Jesuit-run Santa Clara University and Loyola Marymount University notified employees last fall that they planned to stop paying for elective abortions, but said faculty and staff members could pay for supplemental coverage that would be provided through a third party. The two schools said their insurers, Anthem Blue Cross and Kaiser Permanente, had cleared the move with the state.
University employees who objected to the decision and abortion-rights groups lobbied the women' caucus of the California Legislature, which in turn asked Gov. Jerry Brown to clarify and reverse the healthcare department's determination.

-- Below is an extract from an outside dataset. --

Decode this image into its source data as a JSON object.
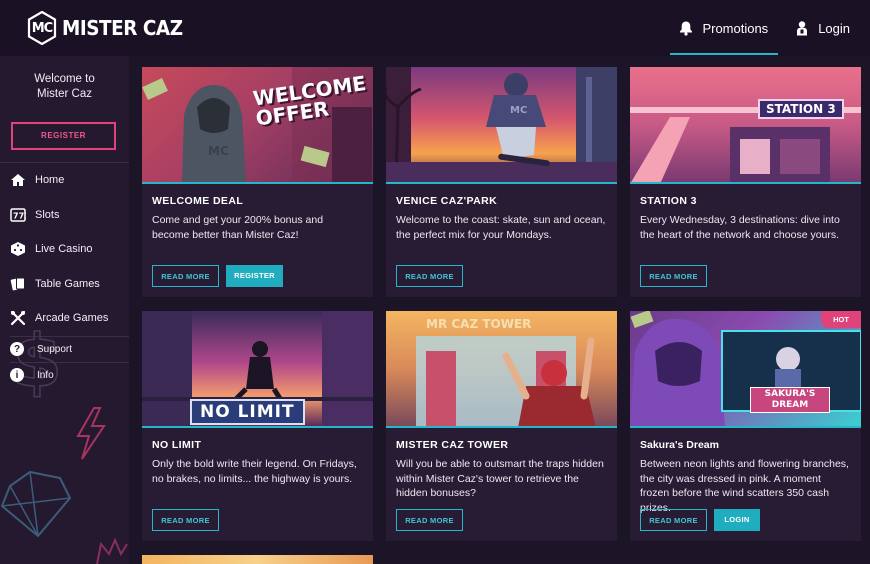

In her letter to the insurers, Roullaird said her department had "erroneously approved or did not object" to a small number of health insurance policies that excluded abortions. She asked the companies to review their plans, including any the department had already approved, to make sure they are in accordance with the new guidance.
The two insurance companies told the San Jose Mercury News that they would comply with the directive. Loyola and Santa Clara representatives said they would explore their options with Anthem Blue Cross and Kaiser Permanente.
Two groups that oppose abortion, the Life Legal Defense Foundation and Alliance Defending Freedom, sent a letter to Rouillard on Friday saying that under federal law California cannot force employers to cover elective abortions. The groups said they would file a civil rights complaint with the federal government unless the state's previous determination was reinstated.
"Pro-life employers have the freedom to choose health insurance plans that do not conflict with their beliefs on the dignity of human life," Life Legal Defense Foundation Legal Director Catherine Short said. "California cannot be allowed to discriminate against health plans that don't cover elective abortions and force people to purchase coverage that conflicts with their convictions."